Lee Jong: Sen… Her yaptığına göz yumdum. Ama sen bizi öldürdün. Kardeşini de… Bize bu acıyı yaşatmaya hakkın var mı ha söylesene!

Jae: Bay Lee lütfen sakin olun o da şuan iyi değil.

Lee Jong: Bırak sende! Ondan aşağı kalır bir yanın yok! Yüreğimizi ateşe verdin sen! Senin yüzünden!

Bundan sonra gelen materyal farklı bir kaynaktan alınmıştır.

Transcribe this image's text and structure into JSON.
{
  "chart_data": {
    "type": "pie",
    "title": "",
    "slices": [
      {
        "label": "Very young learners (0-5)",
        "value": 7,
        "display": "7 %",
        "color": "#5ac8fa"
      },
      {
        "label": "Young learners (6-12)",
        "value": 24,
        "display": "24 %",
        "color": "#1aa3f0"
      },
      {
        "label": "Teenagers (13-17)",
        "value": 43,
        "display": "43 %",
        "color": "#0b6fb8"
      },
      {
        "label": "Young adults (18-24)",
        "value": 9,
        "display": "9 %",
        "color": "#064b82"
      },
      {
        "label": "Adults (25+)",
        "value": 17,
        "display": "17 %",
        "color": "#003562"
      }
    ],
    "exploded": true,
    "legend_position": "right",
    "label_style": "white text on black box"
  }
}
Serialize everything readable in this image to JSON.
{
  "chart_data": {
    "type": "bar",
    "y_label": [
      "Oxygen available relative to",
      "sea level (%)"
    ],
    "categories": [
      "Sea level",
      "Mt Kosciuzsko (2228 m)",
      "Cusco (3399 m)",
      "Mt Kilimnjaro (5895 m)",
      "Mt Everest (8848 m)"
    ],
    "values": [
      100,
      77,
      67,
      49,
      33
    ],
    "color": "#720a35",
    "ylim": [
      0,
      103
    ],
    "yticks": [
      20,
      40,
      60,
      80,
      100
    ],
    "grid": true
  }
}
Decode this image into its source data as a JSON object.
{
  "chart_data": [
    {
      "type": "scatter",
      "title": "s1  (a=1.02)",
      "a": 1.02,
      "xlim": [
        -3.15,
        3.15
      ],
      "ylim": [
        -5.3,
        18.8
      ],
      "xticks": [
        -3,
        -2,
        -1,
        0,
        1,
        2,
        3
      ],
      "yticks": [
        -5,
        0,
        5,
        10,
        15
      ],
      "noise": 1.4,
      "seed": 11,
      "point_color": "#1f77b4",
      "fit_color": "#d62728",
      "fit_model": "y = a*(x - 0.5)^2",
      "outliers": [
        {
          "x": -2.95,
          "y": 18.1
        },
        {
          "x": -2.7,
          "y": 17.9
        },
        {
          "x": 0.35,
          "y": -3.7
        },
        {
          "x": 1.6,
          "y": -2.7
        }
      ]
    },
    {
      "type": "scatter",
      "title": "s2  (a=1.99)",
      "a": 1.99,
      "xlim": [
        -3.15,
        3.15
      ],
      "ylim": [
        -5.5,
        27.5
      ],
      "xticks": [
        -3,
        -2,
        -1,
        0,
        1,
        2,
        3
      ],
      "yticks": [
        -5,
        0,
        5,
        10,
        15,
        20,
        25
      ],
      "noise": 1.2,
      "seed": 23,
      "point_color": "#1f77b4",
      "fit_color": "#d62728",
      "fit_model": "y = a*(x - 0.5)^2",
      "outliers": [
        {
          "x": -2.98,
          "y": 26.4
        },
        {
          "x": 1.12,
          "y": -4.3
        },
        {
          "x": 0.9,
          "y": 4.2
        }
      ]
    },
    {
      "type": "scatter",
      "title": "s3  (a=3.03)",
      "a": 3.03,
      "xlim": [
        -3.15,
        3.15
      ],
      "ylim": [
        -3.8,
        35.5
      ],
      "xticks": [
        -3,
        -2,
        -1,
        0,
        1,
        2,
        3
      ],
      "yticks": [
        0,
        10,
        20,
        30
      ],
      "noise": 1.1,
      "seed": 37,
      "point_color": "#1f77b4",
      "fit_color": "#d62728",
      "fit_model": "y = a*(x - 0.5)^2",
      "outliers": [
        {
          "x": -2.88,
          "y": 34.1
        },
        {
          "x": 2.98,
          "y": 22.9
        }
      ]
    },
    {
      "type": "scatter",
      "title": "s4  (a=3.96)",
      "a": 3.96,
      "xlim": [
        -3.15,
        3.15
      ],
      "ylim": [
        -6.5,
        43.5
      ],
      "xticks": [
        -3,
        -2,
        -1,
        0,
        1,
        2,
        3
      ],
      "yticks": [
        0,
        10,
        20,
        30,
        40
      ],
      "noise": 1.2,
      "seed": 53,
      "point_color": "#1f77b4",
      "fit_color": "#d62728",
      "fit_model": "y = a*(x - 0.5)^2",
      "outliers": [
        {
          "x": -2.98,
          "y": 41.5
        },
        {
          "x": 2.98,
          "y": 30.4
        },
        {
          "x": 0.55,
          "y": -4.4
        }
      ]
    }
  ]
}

Jung Min: Koruyamadım onu…

Lee Jong: Yazıklar olsun sana Jung Min. Bir gün bize bu şekilde ihanet edeceğini düşünmemiştim. Her yaptığına göz yumdum ama bu… Yaktın sen bizi! Biricik, gencecik kızım gitti senin yüzünden! Diyecek söz bulamıyorum… Yazıklar olsun. Benim senin gibi bir oğlum yok! Katil! Kardeş katilisin sen… Senin p***çliklerin yüzünden ne hakkın vardı bizi parçalamaya ha! Her gece barlarda… Bu kadar büyük bir bela getirecek kadar ne yaptın ha! Oğlumdun sen benim, kızsam da bağırsam da biricik oğlumdun! Yaktın bizi yaktın… Kahretsin…

Lee Jong’un canı ölesiye acıyordu. Hıçkıra hıçkıra ağlayarak yere çöktü. Jung Min’in ağlayacak hali kalmamıştı. Konuşamıyordu bile. Zar zor birkaç kelime çıkıyordu anca. Jae Joong öylece yatağın ucunda oturuyordu.

Jung Min: Keşke ölseydim.

Lee Jong: Bir babayı bunu isteyecek hale getirdiysen yazıklar olsun! Ölseydin keşke! Bıktım artık! Hye Mi! Kızım benim küçük kızım…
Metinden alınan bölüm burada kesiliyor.